À 12 h 55, l’aéronef est arrivé à CNS4, a effectué 2 circuits et s’est posé sur la piste 25. Il a ensuite été repositionné pour le décollage au seuil de la piste 25. À 13 h 10 min 57 s, peu après le décollage et lorsque l’aéronef se trouvait à moins de 200 pieds au-dessus du sol (AGL), le moteur a subi une perte partielle de puissance momentanée. Le pilote instructeur, qui était assis dans le siège de droite, a pris les commandes de l’aéronef et a effectué un virage à gauche de 180° à basse altitude pour effectuer une approche vers la piste 07. Pendant le virage, l’aéronef a subi 2 autres pertes partielles de puissance (à 13 h 11 min 05 s et à 13 h 11 min 15 s). L’aéronef s’est fortement incliné avant de se réaligner au-dessus de la piste, à peu près à mi-piste. À 13 h 11 min 35 s, alors qu’il restait moins de 1000 pieds de piste et avant que l’aéronef ne se pose, le pilote instructeur a amorcé une remise des gaz.
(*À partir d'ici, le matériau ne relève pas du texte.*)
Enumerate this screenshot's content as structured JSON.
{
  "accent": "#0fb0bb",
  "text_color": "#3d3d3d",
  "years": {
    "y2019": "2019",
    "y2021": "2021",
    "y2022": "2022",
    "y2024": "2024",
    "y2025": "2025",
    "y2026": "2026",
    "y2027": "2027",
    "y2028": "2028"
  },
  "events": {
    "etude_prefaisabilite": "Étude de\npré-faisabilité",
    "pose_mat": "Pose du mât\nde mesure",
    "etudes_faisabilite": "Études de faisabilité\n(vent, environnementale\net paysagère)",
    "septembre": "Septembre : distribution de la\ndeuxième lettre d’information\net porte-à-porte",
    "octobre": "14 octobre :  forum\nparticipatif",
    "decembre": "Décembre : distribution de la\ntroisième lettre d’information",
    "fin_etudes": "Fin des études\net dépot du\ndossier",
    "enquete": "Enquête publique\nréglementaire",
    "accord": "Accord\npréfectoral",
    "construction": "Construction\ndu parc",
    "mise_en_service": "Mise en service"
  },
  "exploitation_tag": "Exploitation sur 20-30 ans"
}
À 13 h 11 min 42 s, pendant la montée, lorsque l’aéronef se trouvait juste en dessous de 100 pieds AGL et que sa vitesse indiquée fluctuait entre 50 et 60 mi/h, les volets ont été rentrés de la position 10° à la position UP. À 13 h 11 min 44 s, le régime moteur est passé de 2450 à 1300 tr/min. Le pilote instructeur a entamé un virage serré à droite au cours duquel la vitesse a encore diminué et l’angle d’inclinaison a augmenté pour atteindre environ 45°. À 13 h 11 min 48 s, l’aéronef est entré en décrochage aérodynamique, a continué à rouler sur la droite, est descendu en piqué prononcé et est entré en collision avec le relief (figure 1).
Le pilote instructeur a reçu des blessures mortelles. Le 2e pilote a été grièvement blessé et transporté à l’hôpital local.
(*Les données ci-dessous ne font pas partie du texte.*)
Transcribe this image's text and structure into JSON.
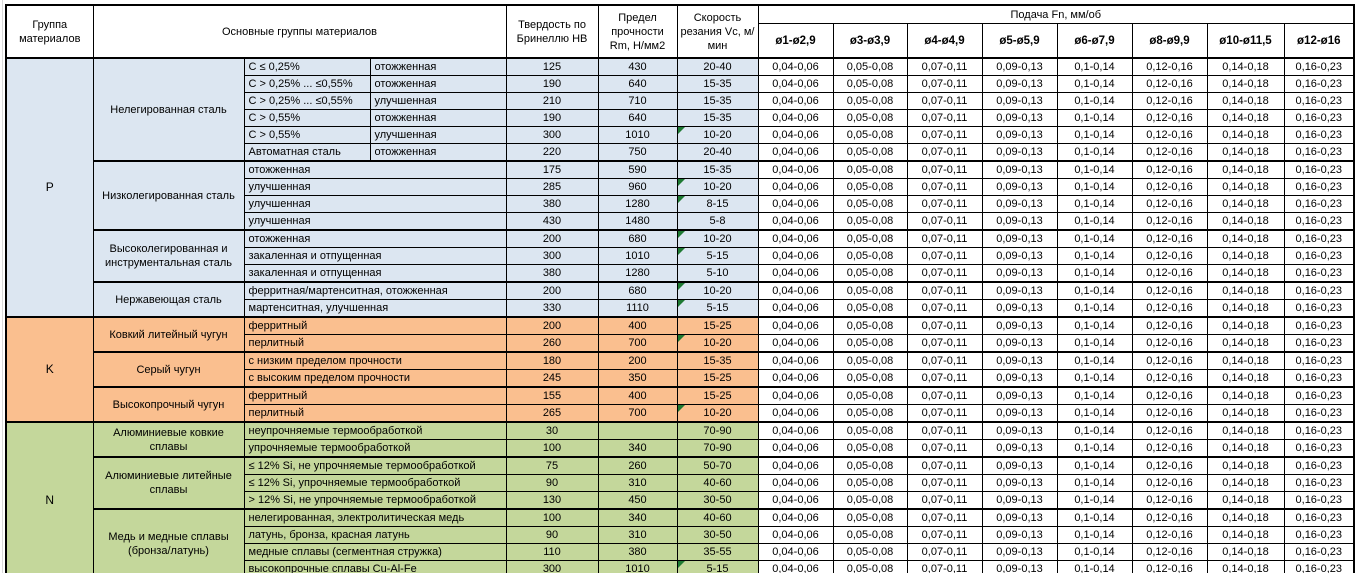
{
  "header": {
    "col_group": "Группа материалов",
    "col_main": "Основные группы материалов",
    "col_hb": "Твердость по Бринеллю HB",
    "col_rm": "Предел прочности Rm, Н/мм2",
    "col_vc": "Скорость резания Vc, м/мин",
    "feed_title": "Подача Fn, мм/об",
    "feed_columns": [
      "ø1-ø2,9",
      "ø3-ø3,9",
      "ø4-ø4,9",
      "ø5-ø5,9",
      "ø6-ø7,9",
      "ø8-ø9,9",
      "ø10-ø11,5",
      "ø12-ø16"
    ]
  },
  "colors": {
    "p_section": "#DCE6F1",
    "k_section": "#FABF8F",
    "n_section": "#C4D79B",
    "marker": "#1F7A33",
    "border": "#000000"
  },
  "feed_values": [
    "0,04-0,06",
    "0,05-0,08",
    "0,07-0,11",
    "0,09-0,13",
    "0,1-0,14",
    "0,12-0,16",
    "0,14-0,18",
    "0,16-0,23"
  ],
  "sections": [
    {
      "code": "P",
      "color_key": "p_section",
      "groups": [
        {
          "name": "Нелегированная сталь",
          "split": true,
          "rows": [
            {
              "s1": "С ≤ 0,25%",
              "s2": "отожженная",
              "hb": "125",
              "rm": "430",
              "vc": "20-40",
              "m": false
            },
            {
              "s1": "С > 0,25% ... ≤0,55%",
              "s2": "отожженная",
              "hb": "190",
              "rm": "640",
              "vc": "15-35",
              "m": false
            },
            {
              "s1": "С > 0,25% ... ≤0,55%",
              "s2": "улучшенная",
              "hb": "210",
              "rm": "710",
              "vc": "15-35",
              "m": false
            },
            {
              "s1": "С > 0,55%",
              "s2": "отожженная",
              "hb": "190",
              "rm": "640",
              "vc": "15-35",
              "m": false
            },
            {
              "s1": "С > 0,55%",
              "s2": "улучшенная",
              "hb": "300",
              "rm": "1010",
              "vc": "10-20",
              "m": true
            },
            {
              "s1": "Автоматная сталь",
              "s2": "отожженная",
              "hb": "220",
              "rm": "750",
              "vc": "20-40",
              "m": false
            }
          ]
        },
        {
          "name": "Низколегированная сталь",
          "split": false,
          "rows": [
            {
              "s1": "отожженная",
              "hb": "175",
              "rm": "590",
              "vc": "15-35",
              "m": false
            },
            {
              "s1": "улучшенная",
              "hb": "285",
              "rm": "960",
              "vc": "10-20",
              "m": true
            },
            {
              "s1": "улучшенная",
              "hb": "380",
              "rm": "1280",
              "vc": "8-15",
              "m": true
            },
            {
              "s1": "улучшенная",
              "hb": "430",
              "rm": "1480",
              "vc": "5-8",
              "m": false
            }
          ]
        },
        {
          "name": "Высоколегированная и инструментальная сталь",
          "split": false,
          "rows": [
            {
              "s1": "отожженная",
              "hb": "200",
              "rm": "680",
              "vc": "10-20",
              "m": true
            },
            {
              "s1": "закаленная и отпущенная",
              "hb": "300",
              "rm": "1010",
              "vc": "5-15",
              "m": true
            },
            {
              "s1": "закаленная и отпущенная",
              "hb": "380",
              "rm": "1280",
              "vc": "5-10",
              "m": false
            }
          ]
        },
        {
          "name": "Нержавеющая сталь",
          "split": false,
          "rows": [
            {
              "s1": "ферритная/мартенситная, отожженная",
              "hb": "200",
              "rm": "680",
              "vc": "10-20",
              "m": true
            },
            {
              "s1": "мартенситная, улучшенная",
              "hb": "330",
              "rm": "1110",
              "vc": "5-15",
              "m": true
            }
          ]
        }
      ]
    },
    {
      "code": "K",
      "color_key": "k_section",
      "groups": [
        {
          "name": "Ковкий литейный чугун",
          "split": false,
          "rows": [
            {
              "s1": "ферритный",
              "hb": "200",
              "rm": "400",
              "vc": "15-25",
              "m": false
            },
            {
              "s1": "перлитный",
              "hb": "260",
              "rm": "700",
              "vc": "10-20",
              "m": true
            }
          ]
        },
        {
          "name": "Серый чугун",
          "split": false,
          "rows": [
            {
              "s1": "с низким пределом прочности",
              "hb": "180",
              "rm": "200",
              "vc": "15-35",
              "m": false
            },
            {
              "s1": "с высоким пределом прочности",
              "hb": "245",
              "rm": "350",
              "vc": "15-25",
              "m": false
            }
          ]
        },
        {
          "name": "Высокопрочный чугун",
          "split": false,
          "rows": [
            {
              "s1": "ферритный",
              "hb": "155",
              "rm": "400",
              "vc": "15-25",
              "m": false
            },
            {
              "s1": "перлитный",
              "hb": "265",
              "rm": "700",
              "vc": "10-20",
              "m": true
            }
          ]
        }
      ]
    },
    {
      "code": "N",
      "color_key": "n_section",
      "groups": [
        {
          "name": "Алюминиевые ковкие сплавы",
          "split": false,
          "rows": [
            {
              "s1": "неупрочняемые термообработкой",
              "hb": "30",
              "rm": "",
              "vc": "70-90",
              "m": false
            },
            {
              "s1": "упрочняемые термообработкой",
              "hb": "100",
              "rm": "340",
              "vc": "70-90",
              "m": false
            }
          ]
        },
        {
          "name": "Алюминиевые литейные сплавы",
          "split": false,
          "rows": [
            {
              "s1": "≤ 12% Si, не упрочняемые термообработкой",
              "hb": "75",
              "rm": "260",
              "vc": "50-70",
              "m": false
            },
            {
              "s1": "≤ 12% Si, упрочняемые термообработкой",
              "hb": "90",
              "rm": "310",
              "vc": "40-60",
              "m": false
            },
            {
              "s1": "> 12% Si, не упрочняемые термообработкой",
              "hb": "130",
              "rm": "450",
              "vc": "30-50",
              "m": false
            }
          ]
        },
        {
          "name": "Медь и медные сплавы (бронза/латунь)",
          "split": false,
          "rows": [
            {
              "s1": "нелегированная, электролитическая медь",
              "hb": "100",
              "rm": "340",
              "vc": "40-60",
              "m": false
            },
            {
              "s1": "латунь, бронза, красная латунь",
              "hb": "90",
              "rm": "310",
              "vc": "30-50",
              "m": false
            },
            {
              "s1": "медные сплавы (сегментная стружка)",
              "hb": "110",
              "rm": "380",
              "vc": "35-55",
              "m": false
            },
            {
              "s1": "высокопрочные сплавы Cu-Al-Fe",
              "hb": "300",
              "rm": "1010",
              "vc": "5-15",
              "m": true
            }
          ]
        }
      ]
    }
  ]
}
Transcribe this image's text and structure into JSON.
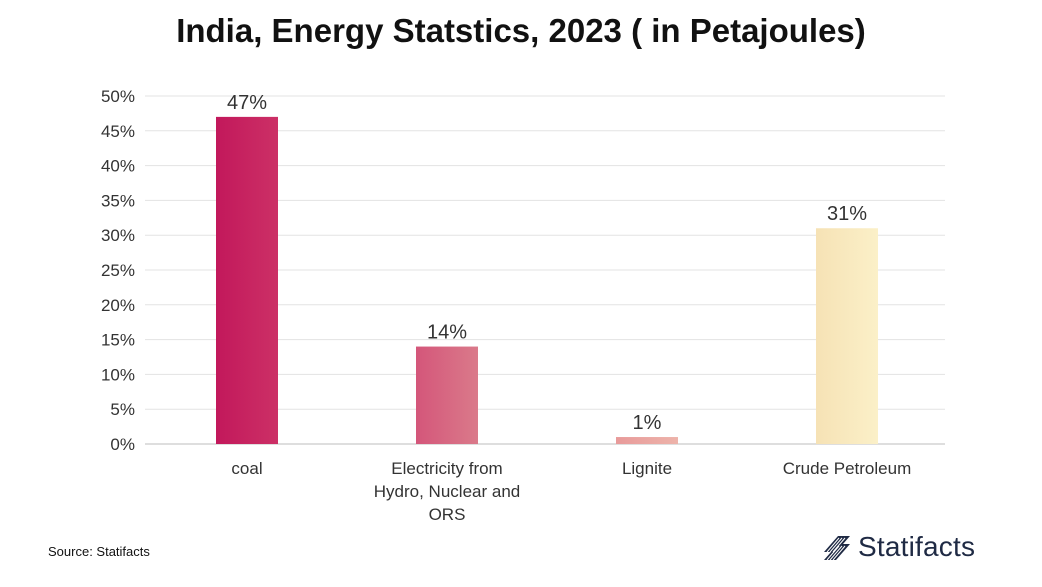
{
  "chart_data": {
    "type": "bar",
    "title": "India, Energy Statstics, 2023 ( in Petajoules)",
    "categories": [
      "coal",
      "Electricity from Hydro, Nuclear and ORS",
      "Lignite",
      "Crude Petroleum"
    ],
    "category_label_lines": [
      [
        "coal"
      ],
      [
        "Electricity from",
        "Hydro, Nuclear and",
        "ORS"
      ],
      [
        "Lignite"
      ],
      [
        "Crude Petroleum"
      ]
    ],
    "values": [
      47,
      14,
      1,
      31
    ],
    "data_labels": [
      "47%",
      "14%",
      "1%",
      "31%"
    ],
    "bar_colors": [
      [
        "#c2185b",
        "#cc3066"
      ],
      [
        "#d4567a",
        "#da7a8a"
      ],
      [
        "#e89a9a",
        "#edb3aa"
      ],
      [
        "#f6e2b5",
        "#fbf0c8"
      ]
    ],
    "ylim": [
      0,
      50
    ],
    "yticks": [
      0,
      5,
      10,
      15,
      20,
      25,
      30,
      35,
      40,
      45,
      50
    ],
    "ytick_labels": [
      "0%",
      "5%",
      "10%",
      "15%",
      "20%",
      "25%",
      "30%",
      "35%",
      "40%",
      "45%",
      "50%"
    ],
    "xlabel": "",
    "ylabel": "",
    "grid": true
  },
  "footer": {
    "source": "Source: Statifacts",
    "brand": "Statifacts"
  },
  "colors": {
    "grid": "#e3e3e3",
    "axis": "#bdbdbd",
    "text": "#333333",
    "brand": "#1f2a44"
  }
}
L’aéronef a été détruit. Il n’y a pas eu d’incendie après l’impact. La radiobalise de repérage d’urgence de l’aéronef s’est déclenchée et le signal a été reçu par Cospas-Sarsat et le Centre conjoint de coordination de sauvetage à Trenton (Ontario).
Renseignements météorologiques
Les conditions météorologiques étaient propices au vol VFR. Au moment de l’accident, et pendant plusieurs heures après l’accident, des vents très forts accompagnés de rafales d’ouest-sud-ouest ont été observés à CNS4.
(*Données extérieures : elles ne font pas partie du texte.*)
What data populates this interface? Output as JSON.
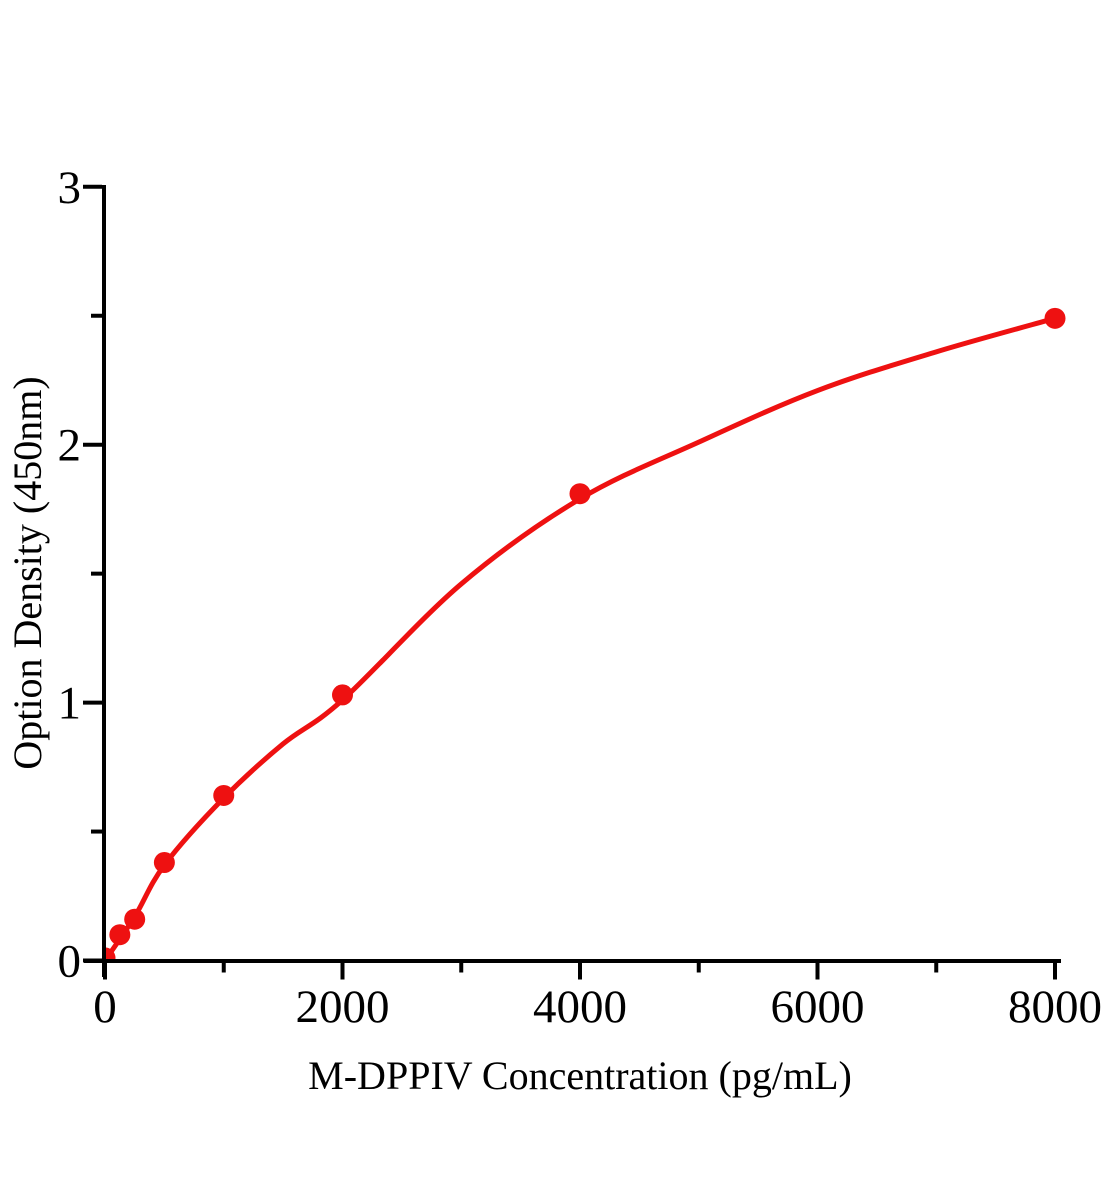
{
  "figure": {
    "background_color": "#ffffff",
    "axis_color": "#000000",
    "accent_red": "#ee1111"
  },
  "chart_data": {
    "type": "scatter",
    "title": "",
    "xlabel": "M-DPPIV Concentration (pg/mL)",
    "ylabel": "Option Density (450nm)",
    "xlim": [
      0,
      8000
    ],
    "ylim": [
      0,
      3
    ],
    "grid": false,
    "legend": false,
    "x_major_ticks": [
      0,
      2000,
      4000,
      6000,
      8000
    ],
    "x_minor_ticks": [
      1000,
      3000,
      5000,
      7000
    ],
    "y_major_ticks": [
      0,
      1,
      2,
      3
    ],
    "y_minor_ticks": [
      0.5,
      1.5,
      2.5
    ],
    "series": [
      {
        "name": "standard-points",
        "type": "scatter",
        "marker": "circle",
        "color": "#ee1111",
        "x": [
          0,
          125,
          250,
          500,
          1000,
          2000,
          4000,
          8000
        ],
        "y": [
          0.01,
          0.1,
          0.16,
          0.38,
          0.64,
          1.03,
          1.81,
          2.49
        ]
      },
      {
        "name": "fitted-curve",
        "type": "line",
        "color": "#ee1111",
        "x": [
          0,
          250,
          500,
          1000,
          1500,
          2000,
          3000,
          4000,
          5000,
          6000,
          7000,
          8000
        ],
        "y": [
          0.0,
          0.17,
          0.37,
          0.63,
          0.84,
          1.01,
          1.46,
          1.79,
          2.01,
          2.21,
          2.36,
          2.49
        ]
      }
    ]
  }
}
Renseignements sur les pilotes
Les 2 pilotes possédaient les licences et les qualifications nécessaires pour effectuer le vol à l’étude conformément à la réglementation en vigueur.
Le pilote instructeur était titulaire d’une licence de pilote professionnel – avion et d’un certificat médical valide. Il avait aussi les qualifications pour piloter des avions terrestres et des hydravions monomoteurs et multimoteurs. Il était titulaire d’une qualification d’instructeur de vol – avion de classe 3 et d’une qualification d’instructeur d’acrobaties aériennes – avion de classe 2. Il avait accumulé environ 1120 heures de vol. Il était également titulaire d’une licence de pilote de planeur.
Le 2e pilote était titulaire d’une licence de pilote privé – avion et d’un certificat médical valide. Il avait les qualifications pour piloter des avions terrestres monomoteurs. Il totalisait plus de 122 heures de vol et 98,3 heures sur le type d’aéronef à l’étude (dont 95,7 sur des aéronefs équipés d’un train d’atterrissage tricycle).
Examen de l’épave et du lieu de l’accident
L’aéronef a percuté le sol en piqué, presque à la verticale, et a été détruit. Les systèmes de l’aéronef ont été examinés dans la mesure du possible, et aucun signe de défaut de fonctionnement n’a été trouvé. Il a été déterminé que les volets étaient à la position UP (volets rentrés). Aucun signe de fuite ou de contamination de carburant n’a été repéré; il restait 2,7 gallons américains de carburant à bord de l’aéronef.
Le moteur a été démonté et examiné. L’examen n’a fait ressortir aucun signe de panne moteur catastrophique ou de défaillance mécanique de l’un de ses principaux composants.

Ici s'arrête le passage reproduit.